Authorities with the Missouri State Fire Marshal’s office determined that the fire had been set. Autopsy results indicated that Taul had been shot several times and her dog had been shot once.
Call had been distraught over the breakup with Taul, according to court documents.
Investigators spoke with a person who said that Call told her what he had done and that “he was standing over a dead body and that he had ignited a fire so that no one would know what had occurred in the residence.”
Friends of Call told investigators that he always carried a .380-caliber handgun.
Kinser said she saw Call approach Taul’s home late Sunday afternoon. While she had seen Call there before, his presence Sunday unnerved her.
“It just didn’t feel right,” she said. “Call it a vibration I had, but I just really felt uncomfortable. I know she had told me she was afraid of him, but there was nothing legally I could do about it. So I just stayed inside my house.”
She did not hear any gunshots, Kinser said. She smelled smoke about 9 p.m.
“I live in an old house and I was worried that maybe it was the wiring,” she said. “I walked outside checking and I saw Rebecca’s house on fire and then the fire department was just pulling up.”
On Monday, as officers closed in, Call barricaded himself in a home east of McFall, Mo. He fired several shots at officers before a standoff began.
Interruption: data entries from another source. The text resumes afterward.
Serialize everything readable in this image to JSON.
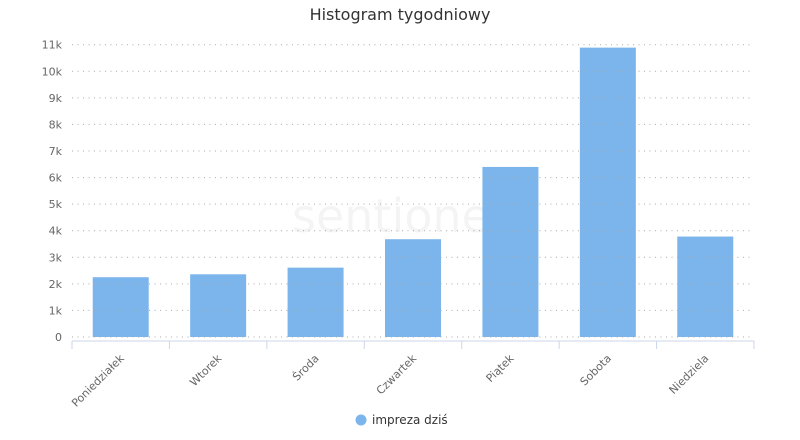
{
  "watermark": "sentione",
  "chart_data": {
    "type": "bar",
    "title": "Histogram tygodniowy",
    "xlabel": "",
    "ylabel": "",
    "categories": [
      "Poniedziałek",
      "Wtorek",
      "Środa",
      "Czwartek",
      "Piątek",
      "Sobota",
      "Niedziela"
    ],
    "series": [
      {
        "name": "impreza dziś",
        "color": "#7cb5ec",
        "values": [
          2250,
          2360,
          2610,
          3680,
          6400,
          10890,
          3780
        ]
      }
    ],
    "ylim": [
      0,
      11000
    ],
    "yticks": [
      0,
      1000,
      2000,
      3000,
      4000,
      5000,
      6000,
      7000,
      8000,
      9000,
      10000,
      11000
    ],
    "ytick_labels": [
      "0",
      "1k",
      "2k",
      "3k",
      "4k",
      "5k",
      "6k",
      "7k",
      "8k",
      "9k",
      "10k",
      "11k"
    ],
    "grid": true,
    "grid_style": "dotted",
    "legend_position": "bottom-center"
  }
}
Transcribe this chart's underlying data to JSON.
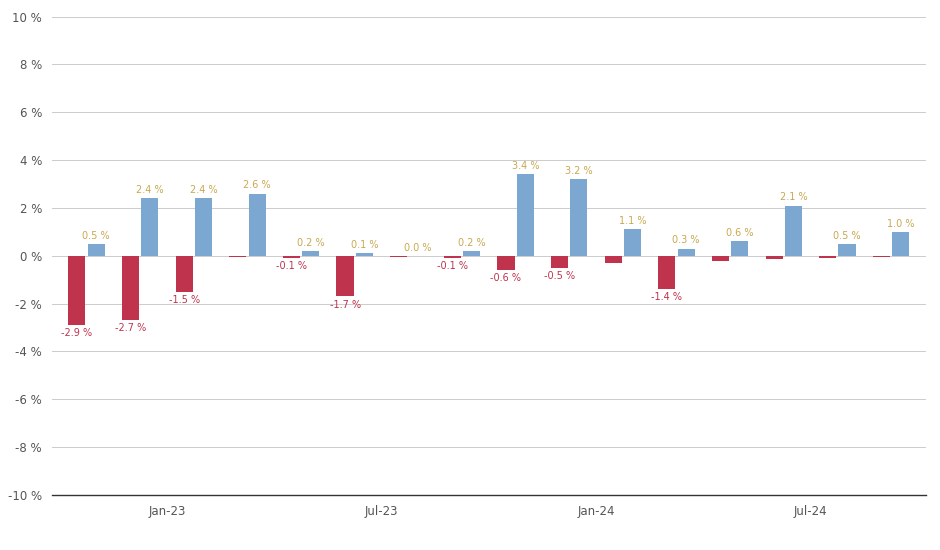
{
  "groups": [
    {
      "red": -2.9,
      "blue": 0.5
    },
    {
      "red": -2.7,
      "blue": 2.4
    },
    {
      "red": -1.5,
      "blue": 2.4
    },
    {
      "red": -0.05,
      "blue": 2.6
    },
    {
      "red": -0.1,
      "blue": 0.2
    },
    {
      "red": -1.7,
      "blue": 0.1
    },
    {
      "red": -0.05,
      "blue": 0.0
    },
    {
      "red": -0.1,
      "blue": 0.2
    },
    {
      "red": -0.6,
      "blue": 3.4
    },
    {
      "red": -0.5,
      "blue": 3.2
    },
    {
      "red": -0.3,
      "blue": 1.1
    },
    {
      "red": -1.4,
      "blue": 0.3
    },
    {
      "red": -0.2,
      "blue": 0.6
    },
    {
      "red": -0.15,
      "blue": 2.1
    },
    {
      "red": -0.1,
      "blue": 0.5
    },
    {
      "red": -0.05,
      "blue": 1.0
    }
  ],
  "red_labels": [
    "-2.9 %",
    "-2.7 %",
    "-1.5 %",
    "",
    "-0.1 %",
    "-1.7 %",
    "",
    "-0.1 %",
    "-0.6 %",
    "-0.5 %",
    "",
    "-1.4 %",
    "",
    "",
    "",
    ""
  ],
  "blue_labels": [
    "0.5 %",
    "2.4 %",
    "2.4 %",
    "2.6 %",
    "0.2 %",
    "0.1 %",
    "0.0 %",
    "0.2 %",
    "3.4 %",
    "3.2 %",
    "1.1 %",
    "0.3 %",
    "0.6 %",
    "2.1 %",
    "0.5 %",
    "1.0 %"
  ],
  "xtick_group_indices": [
    1.5,
    5.5,
    9.5,
    13.5
  ],
  "xtick_labels": [
    "Jan-23",
    "Jul-23",
    "Jan-24",
    "Jul-24"
  ],
  "ylim": [
    -10,
    10
  ],
  "yticks": [
    -10,
    -8,
    -6,
    -4,
    -2,
    0,
    2,
    4,
    6,
    8,
    10
  ],
  "red_color": "#c0334d",
  "blue_color": "#7ba7d0",
  "background_color": "#ffffff",
  "grid_color": "#cccccc",
  "label_color_red": "#c0334d",
  "label_color_blue": "#c8a850",
  "label_fontsize": 7.0,
  "tick_fontsize": 8.5
}
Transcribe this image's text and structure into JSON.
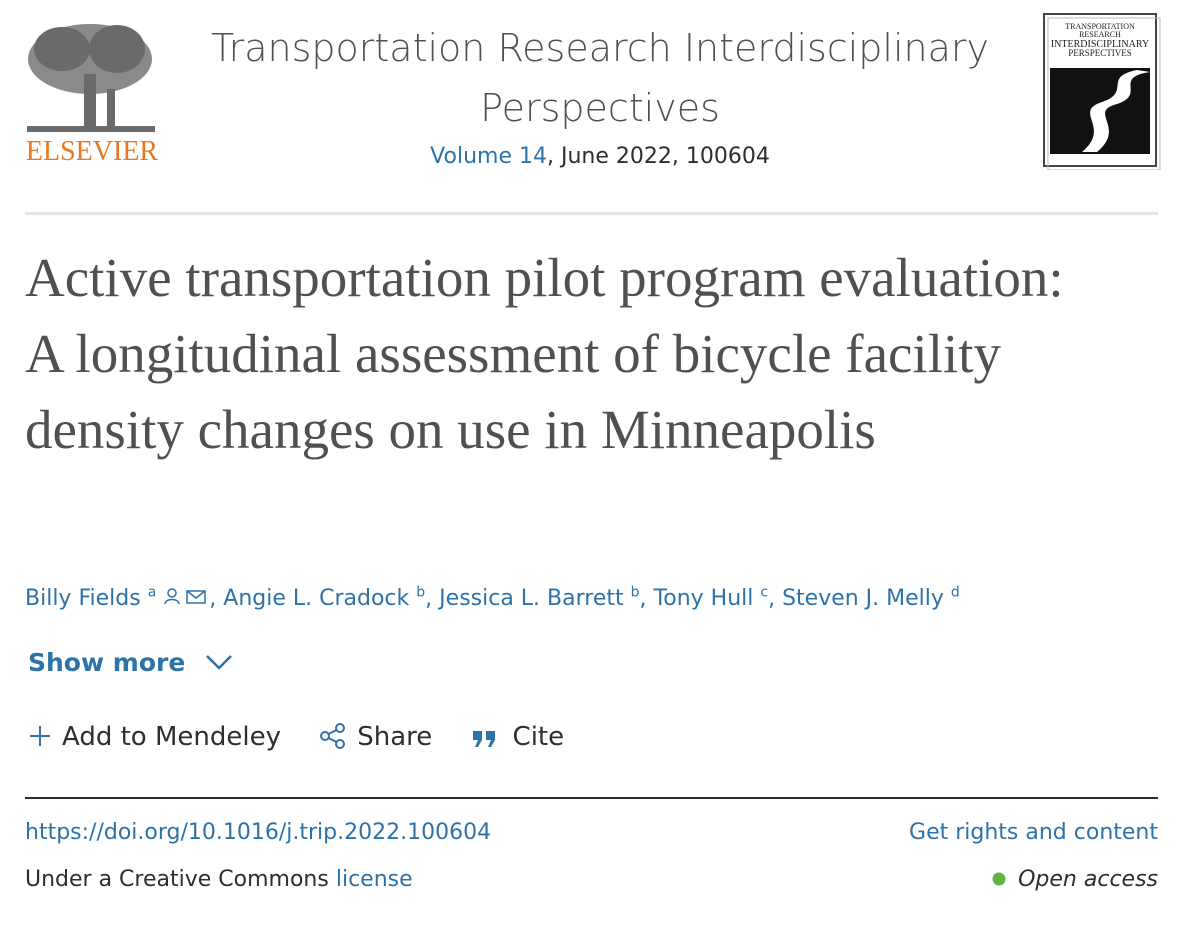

About four hours later, officers entered the home and found him dead.
Call had been charged with first-degree murder, armed criminal action, second-degree arson and abandonment of a corpse in the Trenton home fire.
In the 1990s, he had worked as a park ranger in Clay County.
Kinser said it was providential that she noticed Call going up to Taul’s home Sunday.
“God made sure that if I couldn’t save her life, I could at least ID who did this,” she said.